Inorganic materials-based light sources have been widely used throughout the last century, ranging from extremely low-efficiency incandescent bulbs to reasonably-efficient light-emitting diodes (LEDs), which are still widely used today regardless of the heavy metals (mercury, gallium, indium) or compounds thereof that they contain, mechanical fragility of the structure, and the cost of disposal. However, organic light-emitting diodes (OLEDs) with higher luminance and efficiency are gaining ground alongside LED-type sources. Devices such as flexible TVs, phones with employed flexible light-emitting and image-generating OLED matrices were already been presented at world exhibitions (CES, CEATEC) and can be purchased on the market. Still the most important issues related with short lifetime of devices remain. Together with materials optical properties OLED efficiency and lifetime is also strongly related with thermal and electrochemical stability of all materials. Around 40-50% of the OLED structures, published in scientific review journals, are formed using commercially available hole transporting materials – TCTA, NPB, TAPC – although their stability has long been called into question. Therefore, our aim is related with the tuning of commercially available hole transporting materials (TCTA, MTDATA, NPB, TAPC) by inserting alkoxy or N,N-dialkylamine substituents into their structures, in order to:
-increase the morphological stability of the HTL layers and to enhance the transportation of holes towards the emission layer;
-increase the electrochemical stability of compounds;
-ensure that compounds are capable of forming stable molecular glasses;
-increase compounds HOMO values in order to improve the efficiency of the hole injection from the side of the anode.
Project funding:
This research project is funded by the European Social Fund according to the 2014–2020 Operational Programme for the European Union Funds’ Investments, under measure’s No. 09.3.3-LMT-K-712 activity “Promotion of postdoctoral fellowships studies”.
Project results:
New hole transporting materials which have triphenylamine, carbazole, naphthyl and biphenyl moieties were synthesized and identified.

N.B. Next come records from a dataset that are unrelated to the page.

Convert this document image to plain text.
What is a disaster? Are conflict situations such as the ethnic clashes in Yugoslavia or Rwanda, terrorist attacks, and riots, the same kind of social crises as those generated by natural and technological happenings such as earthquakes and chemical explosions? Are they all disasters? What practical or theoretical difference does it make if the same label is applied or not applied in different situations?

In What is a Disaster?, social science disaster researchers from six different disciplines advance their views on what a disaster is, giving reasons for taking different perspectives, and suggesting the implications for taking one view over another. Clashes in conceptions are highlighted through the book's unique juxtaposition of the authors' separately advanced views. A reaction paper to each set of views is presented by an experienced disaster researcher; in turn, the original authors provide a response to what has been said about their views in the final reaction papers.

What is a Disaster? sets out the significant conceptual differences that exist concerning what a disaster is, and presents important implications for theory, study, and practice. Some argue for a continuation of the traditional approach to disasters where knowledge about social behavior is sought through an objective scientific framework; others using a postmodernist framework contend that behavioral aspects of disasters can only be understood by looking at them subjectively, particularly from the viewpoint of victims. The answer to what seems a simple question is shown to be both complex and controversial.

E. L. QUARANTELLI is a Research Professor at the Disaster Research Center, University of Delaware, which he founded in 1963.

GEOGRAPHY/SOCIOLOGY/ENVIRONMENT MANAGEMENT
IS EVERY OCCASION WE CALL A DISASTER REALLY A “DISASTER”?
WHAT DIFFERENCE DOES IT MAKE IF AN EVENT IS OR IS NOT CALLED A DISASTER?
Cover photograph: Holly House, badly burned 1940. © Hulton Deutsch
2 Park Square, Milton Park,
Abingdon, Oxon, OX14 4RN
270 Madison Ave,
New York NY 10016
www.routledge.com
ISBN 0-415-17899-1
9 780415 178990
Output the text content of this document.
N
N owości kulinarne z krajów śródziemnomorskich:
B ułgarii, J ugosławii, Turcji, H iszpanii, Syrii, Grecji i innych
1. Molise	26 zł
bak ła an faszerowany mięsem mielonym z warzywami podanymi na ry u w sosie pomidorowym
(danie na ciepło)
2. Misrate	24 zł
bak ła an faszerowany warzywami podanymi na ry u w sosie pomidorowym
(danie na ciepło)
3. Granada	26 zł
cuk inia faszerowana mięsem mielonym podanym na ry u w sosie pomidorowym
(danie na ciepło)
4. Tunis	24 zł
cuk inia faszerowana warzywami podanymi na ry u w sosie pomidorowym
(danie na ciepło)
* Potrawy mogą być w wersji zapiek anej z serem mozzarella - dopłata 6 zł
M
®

Every target structure possess methoxy, ethoxy and dimethylamine electrondonating groups. During the project thermal, electrochemical, photophysical, photoelectrical, charge transporting and optoelectrical properties of all new derivatives were investigated and compared with the results of commercial counterparts. Additionally, effect of methoxy-substitutions on the hole transport properties of carbazole-based compounds was studied using computational approaches. Results were presented in two international conferences (GSELOP2021 ir IPOE2022) and published in the following high rated journals: Journal of Materials Chemistry C (DOI: 10.1039/d1tc02000e), Physical Chemistry Chemical Physics (DOI: 10.1039/d2cp03811k).